Ero meravigliata da quella creatura possente e magnifica, emanava splendore da ogni poro. Fui tentata ad avvicinare la mano e accarezzarla ma subito si scostò e si innervosì. Feci un piccolo balzo indietro per lo spavento.

-È così con tutti, non si fa avvicinare da nessuno. Solo mio nonno riusciva a cavalcarla. Ma io vengo ugualmente ogni giorno a portarle da mangiare, così almeno da me si fa accarezzare-

Prese la spazzola, la pulì, le diede da mangiare e restammo per un po’ a guardarla in silenzio, come  se le parole potessero rovinare l'atmosfera creatasi.

Guardai l'orologio e mi accorsi che era troppo tardi -Scusa Mike, ma ho gli allenamenti di pallavolo-

Salimmo in moto, mi accompagnò a scuola e restò a guardarmi finché non entrai nella palestra.

Mi girai e gli sorrisi.
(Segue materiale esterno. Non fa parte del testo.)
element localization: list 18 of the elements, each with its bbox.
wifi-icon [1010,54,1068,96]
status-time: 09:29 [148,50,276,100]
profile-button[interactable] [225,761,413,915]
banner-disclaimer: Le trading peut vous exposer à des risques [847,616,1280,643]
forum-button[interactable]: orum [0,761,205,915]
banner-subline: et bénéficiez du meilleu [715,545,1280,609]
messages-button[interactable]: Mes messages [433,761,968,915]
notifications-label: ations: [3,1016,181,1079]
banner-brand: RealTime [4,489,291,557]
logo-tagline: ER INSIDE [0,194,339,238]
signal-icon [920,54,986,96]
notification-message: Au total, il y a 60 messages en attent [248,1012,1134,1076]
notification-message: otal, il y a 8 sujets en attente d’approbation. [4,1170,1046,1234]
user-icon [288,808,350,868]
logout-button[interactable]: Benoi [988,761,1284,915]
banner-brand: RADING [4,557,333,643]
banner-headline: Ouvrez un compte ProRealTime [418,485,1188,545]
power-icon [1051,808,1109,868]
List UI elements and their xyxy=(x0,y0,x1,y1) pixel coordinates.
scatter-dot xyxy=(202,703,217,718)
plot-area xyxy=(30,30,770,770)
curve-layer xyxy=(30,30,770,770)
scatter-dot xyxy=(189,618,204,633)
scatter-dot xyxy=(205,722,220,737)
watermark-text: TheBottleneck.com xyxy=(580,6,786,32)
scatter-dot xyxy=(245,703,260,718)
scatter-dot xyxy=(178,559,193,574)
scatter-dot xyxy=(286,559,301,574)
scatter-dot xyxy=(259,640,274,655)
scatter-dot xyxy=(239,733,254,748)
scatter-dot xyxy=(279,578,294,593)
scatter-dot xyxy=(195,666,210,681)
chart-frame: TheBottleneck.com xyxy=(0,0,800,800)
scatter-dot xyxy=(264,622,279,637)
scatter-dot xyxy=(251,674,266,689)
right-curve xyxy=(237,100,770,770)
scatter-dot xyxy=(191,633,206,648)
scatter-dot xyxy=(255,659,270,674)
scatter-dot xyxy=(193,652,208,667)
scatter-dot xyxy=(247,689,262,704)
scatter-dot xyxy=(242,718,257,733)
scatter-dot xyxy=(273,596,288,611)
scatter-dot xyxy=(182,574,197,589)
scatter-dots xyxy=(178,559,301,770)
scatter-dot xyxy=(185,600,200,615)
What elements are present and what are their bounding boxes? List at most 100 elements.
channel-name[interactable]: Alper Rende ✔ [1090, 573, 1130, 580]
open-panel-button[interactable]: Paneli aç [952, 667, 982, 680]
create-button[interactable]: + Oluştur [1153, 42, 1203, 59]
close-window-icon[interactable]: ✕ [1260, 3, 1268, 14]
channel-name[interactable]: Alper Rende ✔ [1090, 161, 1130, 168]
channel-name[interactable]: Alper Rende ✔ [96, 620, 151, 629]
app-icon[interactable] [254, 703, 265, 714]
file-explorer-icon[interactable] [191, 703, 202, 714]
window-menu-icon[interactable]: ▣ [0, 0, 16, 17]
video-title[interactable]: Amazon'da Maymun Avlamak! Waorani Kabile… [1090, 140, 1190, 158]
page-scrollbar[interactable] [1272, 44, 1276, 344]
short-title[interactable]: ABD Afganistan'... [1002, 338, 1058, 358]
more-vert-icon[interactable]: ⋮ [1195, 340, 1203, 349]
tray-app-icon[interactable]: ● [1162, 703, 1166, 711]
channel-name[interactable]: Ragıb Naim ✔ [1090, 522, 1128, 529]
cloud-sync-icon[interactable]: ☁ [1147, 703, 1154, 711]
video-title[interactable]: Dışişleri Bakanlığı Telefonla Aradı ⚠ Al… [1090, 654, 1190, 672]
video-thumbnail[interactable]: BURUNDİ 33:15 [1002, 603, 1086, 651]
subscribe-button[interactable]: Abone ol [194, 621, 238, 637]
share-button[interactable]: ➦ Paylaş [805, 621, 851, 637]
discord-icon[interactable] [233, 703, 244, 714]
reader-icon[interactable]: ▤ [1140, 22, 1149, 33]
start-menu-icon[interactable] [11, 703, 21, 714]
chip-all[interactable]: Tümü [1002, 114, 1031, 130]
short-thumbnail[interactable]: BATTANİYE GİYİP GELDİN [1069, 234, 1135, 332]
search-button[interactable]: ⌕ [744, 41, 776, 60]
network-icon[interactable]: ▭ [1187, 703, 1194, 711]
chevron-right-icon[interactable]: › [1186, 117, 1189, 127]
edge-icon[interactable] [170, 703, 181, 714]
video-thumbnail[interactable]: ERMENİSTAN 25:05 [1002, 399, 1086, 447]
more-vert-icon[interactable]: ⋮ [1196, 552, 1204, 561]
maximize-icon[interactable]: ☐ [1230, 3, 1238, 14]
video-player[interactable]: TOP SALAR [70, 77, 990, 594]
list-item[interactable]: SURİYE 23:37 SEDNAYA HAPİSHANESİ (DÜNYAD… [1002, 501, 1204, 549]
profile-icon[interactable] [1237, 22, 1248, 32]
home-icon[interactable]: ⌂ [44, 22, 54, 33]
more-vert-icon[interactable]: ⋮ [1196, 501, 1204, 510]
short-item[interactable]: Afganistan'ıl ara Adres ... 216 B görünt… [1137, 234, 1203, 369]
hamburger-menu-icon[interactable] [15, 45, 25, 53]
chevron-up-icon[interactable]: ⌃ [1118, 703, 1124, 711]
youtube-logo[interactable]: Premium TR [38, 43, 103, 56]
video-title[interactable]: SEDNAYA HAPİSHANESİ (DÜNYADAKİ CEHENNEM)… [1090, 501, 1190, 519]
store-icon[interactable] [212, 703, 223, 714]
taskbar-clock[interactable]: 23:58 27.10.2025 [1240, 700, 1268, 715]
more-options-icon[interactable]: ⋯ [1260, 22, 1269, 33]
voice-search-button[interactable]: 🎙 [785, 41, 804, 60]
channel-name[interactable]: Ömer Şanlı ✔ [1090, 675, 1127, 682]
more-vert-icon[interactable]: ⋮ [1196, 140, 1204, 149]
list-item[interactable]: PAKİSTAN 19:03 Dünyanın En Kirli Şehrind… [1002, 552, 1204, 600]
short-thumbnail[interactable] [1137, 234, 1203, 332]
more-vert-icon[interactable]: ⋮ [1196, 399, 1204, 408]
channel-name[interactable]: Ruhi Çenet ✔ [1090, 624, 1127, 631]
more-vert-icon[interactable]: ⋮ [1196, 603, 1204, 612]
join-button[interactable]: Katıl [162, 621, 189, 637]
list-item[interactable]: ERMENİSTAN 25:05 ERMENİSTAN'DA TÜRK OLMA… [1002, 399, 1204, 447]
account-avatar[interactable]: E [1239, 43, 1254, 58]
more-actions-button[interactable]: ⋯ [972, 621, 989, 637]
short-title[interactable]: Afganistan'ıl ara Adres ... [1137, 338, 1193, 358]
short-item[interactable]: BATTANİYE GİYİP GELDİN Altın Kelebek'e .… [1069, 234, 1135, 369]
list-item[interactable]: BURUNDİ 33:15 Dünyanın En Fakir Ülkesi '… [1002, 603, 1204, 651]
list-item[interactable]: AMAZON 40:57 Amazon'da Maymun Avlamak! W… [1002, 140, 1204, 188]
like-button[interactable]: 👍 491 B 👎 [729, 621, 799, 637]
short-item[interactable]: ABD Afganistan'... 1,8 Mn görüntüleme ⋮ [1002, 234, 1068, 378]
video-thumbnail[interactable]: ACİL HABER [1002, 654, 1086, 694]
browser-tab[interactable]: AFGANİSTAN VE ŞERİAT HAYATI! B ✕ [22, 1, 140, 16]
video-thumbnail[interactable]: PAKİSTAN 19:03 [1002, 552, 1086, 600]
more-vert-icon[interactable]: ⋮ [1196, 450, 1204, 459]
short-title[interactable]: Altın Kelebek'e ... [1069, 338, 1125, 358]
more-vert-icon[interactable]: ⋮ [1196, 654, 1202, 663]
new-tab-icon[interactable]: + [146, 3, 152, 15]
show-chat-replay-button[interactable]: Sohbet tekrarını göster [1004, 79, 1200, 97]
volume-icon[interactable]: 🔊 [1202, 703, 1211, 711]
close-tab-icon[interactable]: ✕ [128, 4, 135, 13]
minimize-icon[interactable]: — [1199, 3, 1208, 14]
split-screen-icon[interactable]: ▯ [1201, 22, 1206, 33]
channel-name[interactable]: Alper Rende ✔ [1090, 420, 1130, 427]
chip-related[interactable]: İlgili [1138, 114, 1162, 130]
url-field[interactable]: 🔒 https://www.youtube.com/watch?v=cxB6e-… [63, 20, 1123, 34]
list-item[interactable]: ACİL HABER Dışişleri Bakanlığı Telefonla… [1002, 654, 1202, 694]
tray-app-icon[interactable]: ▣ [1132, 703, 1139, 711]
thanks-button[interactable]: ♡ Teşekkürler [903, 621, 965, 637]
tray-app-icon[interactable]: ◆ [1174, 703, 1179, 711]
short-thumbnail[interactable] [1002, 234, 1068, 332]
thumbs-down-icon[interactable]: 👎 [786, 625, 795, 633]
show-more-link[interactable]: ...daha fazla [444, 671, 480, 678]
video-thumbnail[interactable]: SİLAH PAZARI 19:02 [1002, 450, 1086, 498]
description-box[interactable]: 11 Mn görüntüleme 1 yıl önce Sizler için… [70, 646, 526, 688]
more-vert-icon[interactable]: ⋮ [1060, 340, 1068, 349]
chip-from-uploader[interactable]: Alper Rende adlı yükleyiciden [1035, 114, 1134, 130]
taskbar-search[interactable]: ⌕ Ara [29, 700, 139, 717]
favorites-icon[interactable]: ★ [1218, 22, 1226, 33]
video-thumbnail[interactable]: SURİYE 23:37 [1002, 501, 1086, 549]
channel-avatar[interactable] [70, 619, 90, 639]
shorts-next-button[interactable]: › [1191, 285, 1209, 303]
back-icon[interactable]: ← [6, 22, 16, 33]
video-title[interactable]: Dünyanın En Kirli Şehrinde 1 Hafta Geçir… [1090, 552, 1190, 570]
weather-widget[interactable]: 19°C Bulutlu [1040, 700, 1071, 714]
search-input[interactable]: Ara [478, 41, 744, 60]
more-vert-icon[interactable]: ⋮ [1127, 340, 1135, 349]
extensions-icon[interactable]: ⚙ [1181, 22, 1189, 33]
Il ricordo della nostra giornata sparì quando entrai nello spoiatoio e l’allenatore radunò tutte le ragazze a cui spiegò lo schema per la prossima partita e annunciò che ci sarebbero stati degli osservatori di alcuni college, quindi dovevamo dare il meglio di noi stesse. Fortunatamente giocavo da titolare quindi avrei avuto molte possibilità di mettermi in mostra. La pallavolo e la scuola erano la mia unica chance di fuga dalla mia famiglia e dalla mia vita.